Civ. 1re, 13 mai 2014, F-P+B, n° 13-15.819
L’arrêt rendu par la première chambre civile le 13 mai 2014 revient sur les conditions nécessaires à la sanction de l’atteinte illicite à la vie privée et au droit à l’image par voie de presse.
Dans cette espèce, un hebdomadaire avait publié différentes photographies qui illustraient un article annoncé en première page relatif à la relation sentimentale entretenue par deux personnalités notoires en raison de leurs appartenances familiales respectives, certains clichés publiés montrant ces deux personnes enlacées lors de manifestations publiques alors que d’autres, qui avaient été pris à l’occasion d’autres manifestations publiques, ne montraient que l’une de ces deux personnes posant seule. L’une d’elles, qui invoquait le fait que la publication litigieuse portait atteinte au respect dû à sa vie privée et à son droit à l’image, a assigné la société d’édition en réparation de son préjudice.
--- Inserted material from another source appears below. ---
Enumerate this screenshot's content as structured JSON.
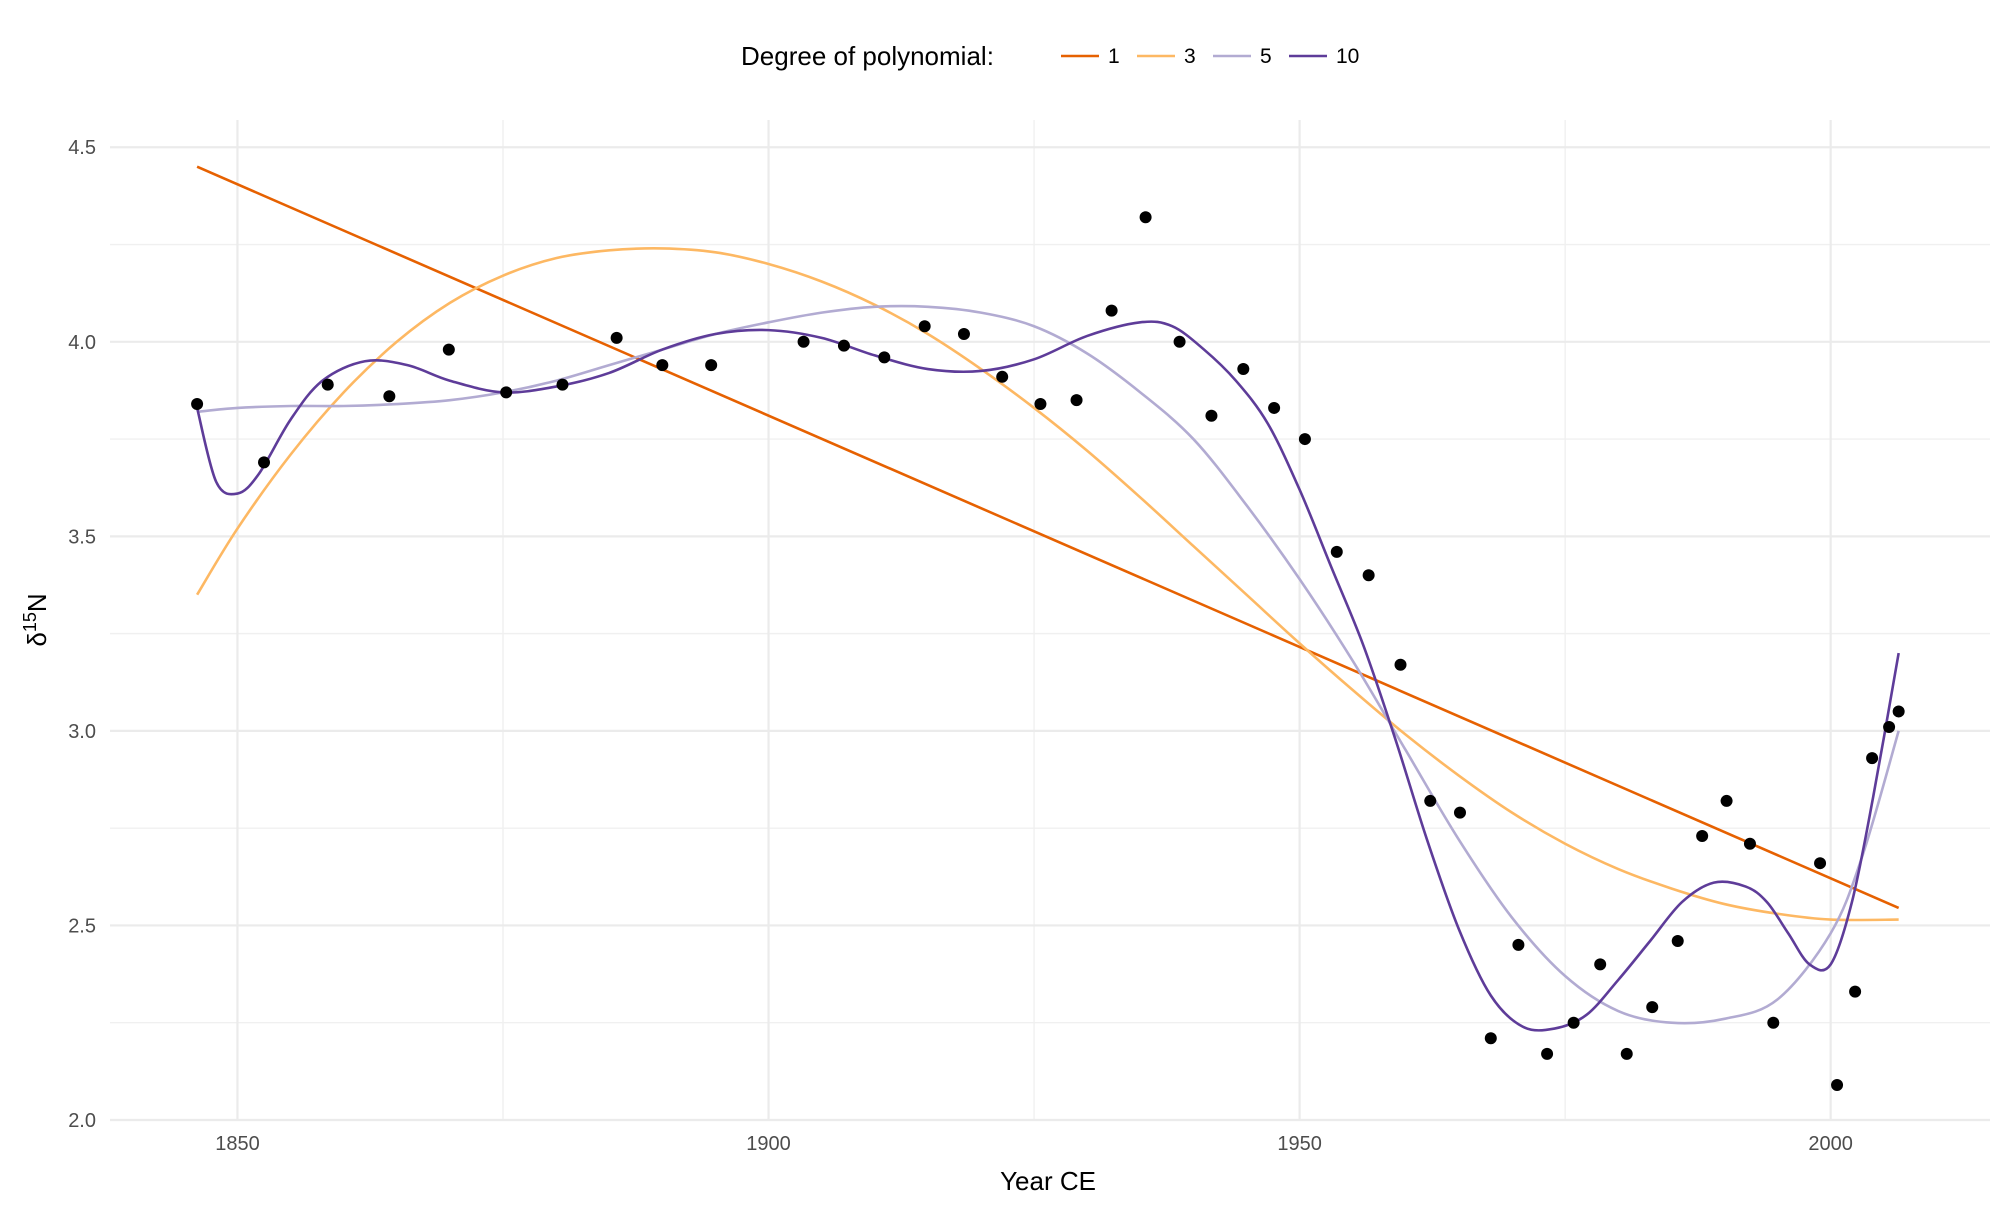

Cette demande ayant été rejetée en appel, l’intéressée a formé un pourvoi en cassation dans lequel elle avançait que la publication non autorisée de l’image d’une personne prise lors d’une manifestation publique n’est licite que si elle est en relation directe avec l’article publié, une telle publication devenant illicite lorsque le cliché en cause est sorti de son contexte pour illustrer un tout autre sujet, notamment au moyen d’une légende n’ayant aucun rapport avec la manifestation publique au cours duquel il a été pris. La première chambre civile a rejeté ces prétentions aux motifs, d’une part, que les deux personnes dont les clichés ont été publiés avaient officialisé leur relation sentimentale en posant enlacées à l’occasion de différentes manifestations publiques, ce qui rendait anodins les commentaires relatifs à ces clichés, et, d’autre part, que les clichés où apparaissait la seule demanderesse, qui avaient été pris lors d’autres manifestations publiques, étaient en relation pertinente avec les propos tenus dans l’article contesté.
Ce faisant, la première chambre civile se réfère à deux critères classiquement mis en œuvre pour déterminer si une publication de clichés assortie de commentaires est ou non constitutive d’une atteinte à la vie privée.
Le premier tient à la connaissance de l’information dévoilée par le public ou à son caractère anodin. Il est, en effet, de jurisprudence constante que des révélations qui ne sont que la relation de faits publics ou ne présentent qu’un caractère anodin ne sont pas constitutives d’une atteinte à la vie privée. Allant dans le même sens, la Cour européenne des droits de l’homme a considéré, dans un arrêt du 23 juillet 2009, que la révélation antérieure par l’intéressé lui-même des informations litigieuses est un élément essentiel de l’analyse de l’immixtion reprochée à une société de presse dans certains aspects de la vie privée mais aussi et surtout que les informations, une fois portées à la connaissance du public par l’intéressé lui-même, cessent d’être secrètes et deviennent librement disponibles. La divulgation de telles informations ne peut par conséquent être considérée comme caractéristique d’une atteinte à la vie privée susceptible d’être sanctionnée sur le fondement de l’article 9 du code civil, ce que confirme l’arrêt du 13 mai 2014.
Lorsque la publication porte sur des informations ou clichés connus, l’atteinte à la vie privée peut toutefois être caractérisée, comme le soulevait le pourvoi, dans les situations dans lesquelles les éléments publiés ne présentent aucun lien avec l’information dont l’article ou le journaliste est censé rendre compte. Dans la présente affaire, les juges du fond ayant relevé l’existence d’une relation pertinente entre, d’une part, les clichés représentant la plaignante seule qui avaient été pris à l’occasion de manifestations publiques et, d’autre part, le contenu de l’article litigieux, la demande d’indemnisation fondée sur l’article 9 du code civil ne pouvait prospérer.